Executed during a period of heightened creativity, Tête de femme exudes a renewed sense of artistic vigor following a trip Picasso and Olivier made the previous year to the small town of Gósol in the Pyrenees. It was during the months spent in Gósol that Picasso escaped the financial strain imposed by living in the Bateau-Lavoir in Montmartre and fully devoted himself to his artistic efforts. As a result of this increased sense of freedom, Picasso and Olivier experienced their greatest period of happiness together and Olivier became a defining presence in Picasso’s work. This newfound harmony in turn sparked a renewed sense of creativity in the artist. One that continued to drive him long after he returned to Paris and can be seen in the energetic brushstrokes of Tête de femme. The simplified, sweeping arabesques carry a depth of expression exemplified by the sparing, but complementary, use of color. Demonstrating Picasso’s adept draughtsmanship, the brushstrokes assert the primacy of line inherent throughout the artist’s oeuvre. In many of his works preceding Les Demoiselles d’Avignon, Picasso employed bold gestural strokes, leaving much of the surrounding space untouched (see figs. 3 & 4). In Tête de femme the result is a beautifully crisp composition in which the white background heightens the strength of line. Intertwining blue with a rusty ochre, the color palette of Tête de femme anticipates that of Les Demoiselles d’Avignon, while evoking Picasso’s celebrated Blue and Rose periods, both of which had recently brought the artist some financial relief following a significant purchase by the dealer Ambrose Vollard. In the present work, Picasso uses this ochre to intensify the figure’s eyes and part of her face and neck. Several brushstrokes lifting upwards into the background suggest an evocation of space and infuse an earthy warmth juxtaposing the cool blue tones.

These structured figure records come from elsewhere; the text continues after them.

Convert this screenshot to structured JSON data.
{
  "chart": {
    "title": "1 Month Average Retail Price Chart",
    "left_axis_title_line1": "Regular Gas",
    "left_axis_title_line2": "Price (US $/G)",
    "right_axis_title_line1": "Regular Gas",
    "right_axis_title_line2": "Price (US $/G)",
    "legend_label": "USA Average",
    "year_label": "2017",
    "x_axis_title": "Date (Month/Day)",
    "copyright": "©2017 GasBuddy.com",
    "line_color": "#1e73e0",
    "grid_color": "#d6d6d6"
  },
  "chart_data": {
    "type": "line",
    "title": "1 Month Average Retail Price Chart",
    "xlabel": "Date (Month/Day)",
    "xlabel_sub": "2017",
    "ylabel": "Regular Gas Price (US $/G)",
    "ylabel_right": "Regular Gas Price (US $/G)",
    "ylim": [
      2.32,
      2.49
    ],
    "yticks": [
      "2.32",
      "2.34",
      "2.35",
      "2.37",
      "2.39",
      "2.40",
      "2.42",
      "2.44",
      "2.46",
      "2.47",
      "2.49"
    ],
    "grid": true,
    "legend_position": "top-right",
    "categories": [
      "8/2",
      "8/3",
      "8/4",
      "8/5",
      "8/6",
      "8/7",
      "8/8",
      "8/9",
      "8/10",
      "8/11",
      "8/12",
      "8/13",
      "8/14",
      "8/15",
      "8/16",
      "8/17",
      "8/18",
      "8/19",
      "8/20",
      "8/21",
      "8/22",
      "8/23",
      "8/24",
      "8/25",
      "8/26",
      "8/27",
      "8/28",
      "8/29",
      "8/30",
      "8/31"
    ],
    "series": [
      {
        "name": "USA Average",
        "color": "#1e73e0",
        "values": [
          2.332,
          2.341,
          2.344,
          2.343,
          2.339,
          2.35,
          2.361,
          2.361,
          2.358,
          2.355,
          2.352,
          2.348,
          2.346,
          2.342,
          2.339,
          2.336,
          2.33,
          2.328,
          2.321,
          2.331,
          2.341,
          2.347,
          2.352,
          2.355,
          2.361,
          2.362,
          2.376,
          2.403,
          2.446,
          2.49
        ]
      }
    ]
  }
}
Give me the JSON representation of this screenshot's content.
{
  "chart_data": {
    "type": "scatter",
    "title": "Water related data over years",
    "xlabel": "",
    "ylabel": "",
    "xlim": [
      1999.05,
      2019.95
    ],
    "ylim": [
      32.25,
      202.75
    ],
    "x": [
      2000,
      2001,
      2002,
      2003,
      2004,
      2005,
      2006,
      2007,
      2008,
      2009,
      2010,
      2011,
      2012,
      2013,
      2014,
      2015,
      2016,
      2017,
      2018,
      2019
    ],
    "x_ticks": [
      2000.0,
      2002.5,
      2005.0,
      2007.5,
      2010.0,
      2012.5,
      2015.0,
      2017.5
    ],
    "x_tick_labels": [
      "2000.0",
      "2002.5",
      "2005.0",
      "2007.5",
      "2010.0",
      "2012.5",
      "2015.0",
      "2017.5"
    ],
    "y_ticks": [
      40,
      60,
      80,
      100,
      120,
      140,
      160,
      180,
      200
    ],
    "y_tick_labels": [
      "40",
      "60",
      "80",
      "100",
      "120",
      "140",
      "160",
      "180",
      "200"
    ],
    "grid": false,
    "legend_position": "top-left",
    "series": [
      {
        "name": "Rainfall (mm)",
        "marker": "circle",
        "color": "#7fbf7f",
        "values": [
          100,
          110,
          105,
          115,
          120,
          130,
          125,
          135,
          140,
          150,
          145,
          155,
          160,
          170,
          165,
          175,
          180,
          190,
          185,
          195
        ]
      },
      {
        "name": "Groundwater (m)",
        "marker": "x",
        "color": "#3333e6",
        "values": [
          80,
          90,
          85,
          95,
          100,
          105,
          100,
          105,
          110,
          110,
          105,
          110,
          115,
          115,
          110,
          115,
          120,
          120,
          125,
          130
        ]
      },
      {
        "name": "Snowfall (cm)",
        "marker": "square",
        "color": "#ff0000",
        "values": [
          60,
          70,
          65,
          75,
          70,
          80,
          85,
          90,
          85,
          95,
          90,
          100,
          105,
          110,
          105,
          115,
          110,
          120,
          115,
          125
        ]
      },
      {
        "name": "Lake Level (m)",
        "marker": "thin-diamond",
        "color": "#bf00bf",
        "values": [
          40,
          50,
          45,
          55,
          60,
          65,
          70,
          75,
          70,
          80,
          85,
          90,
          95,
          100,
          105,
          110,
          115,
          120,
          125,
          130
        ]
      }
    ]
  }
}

Fig. 4 Pablo Picasso, Les Demoiselles d’Avignon, oil on canvas, 1907, The Museum of Modern Art, New York © ESTATE OF PABLO PICASSO / ARTISTS RIGHTS SOCIETY (ARS), NEW YORK
Frank Burgess Gelett, Picasso in his studio in Montmartre, photograph, 1908

In the early years of the twentieth century there was a burgeoning desire to explore non-Western art forms. Masks originating from Oceania, Africa and the Iberian Peninsula created a stir among the avant-garde due to their non-representational approach to the human form. A visit to the Ethnographical Museum at the Trocadero in Paris in 1907 was to have a profound impact upon Picasso, who marveled at the aesthetic quality of these artifacts: “The masks weren’t just like any other pieces of sculpture. Not at all. They were magic things” (quoted in A. Malraux, Picasso’s Mask, New York, 1994, pp. 10-11). It is in the oval eyes, angular cheekbones and elongated nose of Tête de femme that the stylistic influence of these objects make themselves known. Pierre Daix has elaborated upon the motives that drove Picasso during these years: “Picasso did not try to make himself into a primitive after the fashion of Gauguin. He wanted rather—with the help of primitive vision—to cleanse art of what he called tricks, of the stale and paralyzing conventions which were merely sham compared to the profound truths of painting. He established that art, at its origins, was capable of an expressive force so powerful that even the great classic centuries might be said to have weakened rather than strengthened it” (P. Daix, Picasso, Life and Art, New York, 1993, p. 62). Challenging preconceived notions of figural representation, Tête de femme is a compelling depiction of Picasso’s first great muse and a fascinating insight into the development of ideas that would lead the artist first to the monumental Les Demoiselles d’Avignon and then into his great Cubist experiments of the years that followed.